Monday, Feb. 03, 1947
Uncle Sam Picks Up the Check
WAGES & SALARIES
A way out of the jungle of portal-to-portal pay suits was suggested last week by the U.S. Department of Justice. It asked Detroit's Federal Court judge, Frank A. Picard, to dismiss the Mount Clemens Pottery Co. case (TIME, Dec.
16), the test suit on which portal-to-portal claims totaling almost $5 billion are based. The Justice Department argued that the "walking" time claimed by employees was "trifling." In upholding portal-to-portal principle, the Supreme Court had left it to the lower courts (in this case Judge Picard) to determine whether a claim was based on a trifling matter of time.

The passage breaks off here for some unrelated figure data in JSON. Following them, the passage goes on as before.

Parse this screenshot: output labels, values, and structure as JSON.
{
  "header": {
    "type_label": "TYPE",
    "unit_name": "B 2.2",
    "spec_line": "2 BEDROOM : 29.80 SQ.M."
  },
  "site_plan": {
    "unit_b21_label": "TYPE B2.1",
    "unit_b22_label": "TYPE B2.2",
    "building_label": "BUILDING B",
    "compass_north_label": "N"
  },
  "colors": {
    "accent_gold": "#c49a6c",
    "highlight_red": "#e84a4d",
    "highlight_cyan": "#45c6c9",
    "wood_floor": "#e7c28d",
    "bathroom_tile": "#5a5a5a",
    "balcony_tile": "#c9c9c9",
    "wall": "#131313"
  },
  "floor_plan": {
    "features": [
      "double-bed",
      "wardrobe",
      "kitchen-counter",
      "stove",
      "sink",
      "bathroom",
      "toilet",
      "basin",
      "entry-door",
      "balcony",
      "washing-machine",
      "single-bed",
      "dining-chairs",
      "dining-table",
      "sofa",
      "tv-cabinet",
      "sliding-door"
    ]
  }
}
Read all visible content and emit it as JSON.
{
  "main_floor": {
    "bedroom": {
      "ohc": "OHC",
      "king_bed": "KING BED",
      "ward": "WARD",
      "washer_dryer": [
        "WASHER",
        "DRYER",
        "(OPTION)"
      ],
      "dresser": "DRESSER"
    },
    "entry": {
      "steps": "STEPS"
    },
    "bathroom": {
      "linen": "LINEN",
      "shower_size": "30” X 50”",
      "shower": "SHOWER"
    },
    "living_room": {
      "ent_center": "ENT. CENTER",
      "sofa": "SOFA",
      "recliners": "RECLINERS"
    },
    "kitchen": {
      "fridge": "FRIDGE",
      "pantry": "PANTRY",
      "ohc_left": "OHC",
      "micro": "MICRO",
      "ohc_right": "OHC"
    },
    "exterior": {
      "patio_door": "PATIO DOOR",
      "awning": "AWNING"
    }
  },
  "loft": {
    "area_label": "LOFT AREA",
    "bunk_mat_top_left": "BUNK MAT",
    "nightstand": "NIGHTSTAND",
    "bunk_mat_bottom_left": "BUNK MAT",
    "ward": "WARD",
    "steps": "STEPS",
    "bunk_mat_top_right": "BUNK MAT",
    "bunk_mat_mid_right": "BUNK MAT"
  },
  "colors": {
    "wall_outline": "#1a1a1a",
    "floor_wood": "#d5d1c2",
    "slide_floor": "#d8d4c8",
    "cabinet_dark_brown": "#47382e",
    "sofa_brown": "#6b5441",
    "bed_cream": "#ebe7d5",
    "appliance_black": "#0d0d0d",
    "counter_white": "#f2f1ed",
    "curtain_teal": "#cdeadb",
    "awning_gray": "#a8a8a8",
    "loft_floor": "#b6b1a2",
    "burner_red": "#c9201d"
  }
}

If so, then "such trifles," said the court, "may be disregarded." The Justice Department, in effect, argued that virtually all the suits were based on such trifles and should be thrown out of court.
The Federal Government's belated entry into the controversy was more than just an interest in the fine points of law.
Its pocketbook was concerned. For the Treasury ruled last week that an employer could get back in tax-rebates some 60% of all portal-to-portal claims paid. And war contractors who had been on a cost-plus-fixed-fee basis could probably collect from the Government 100% of claims paid. On the basis of the suits filed so far, the Government stood to lose as much as $4 billion.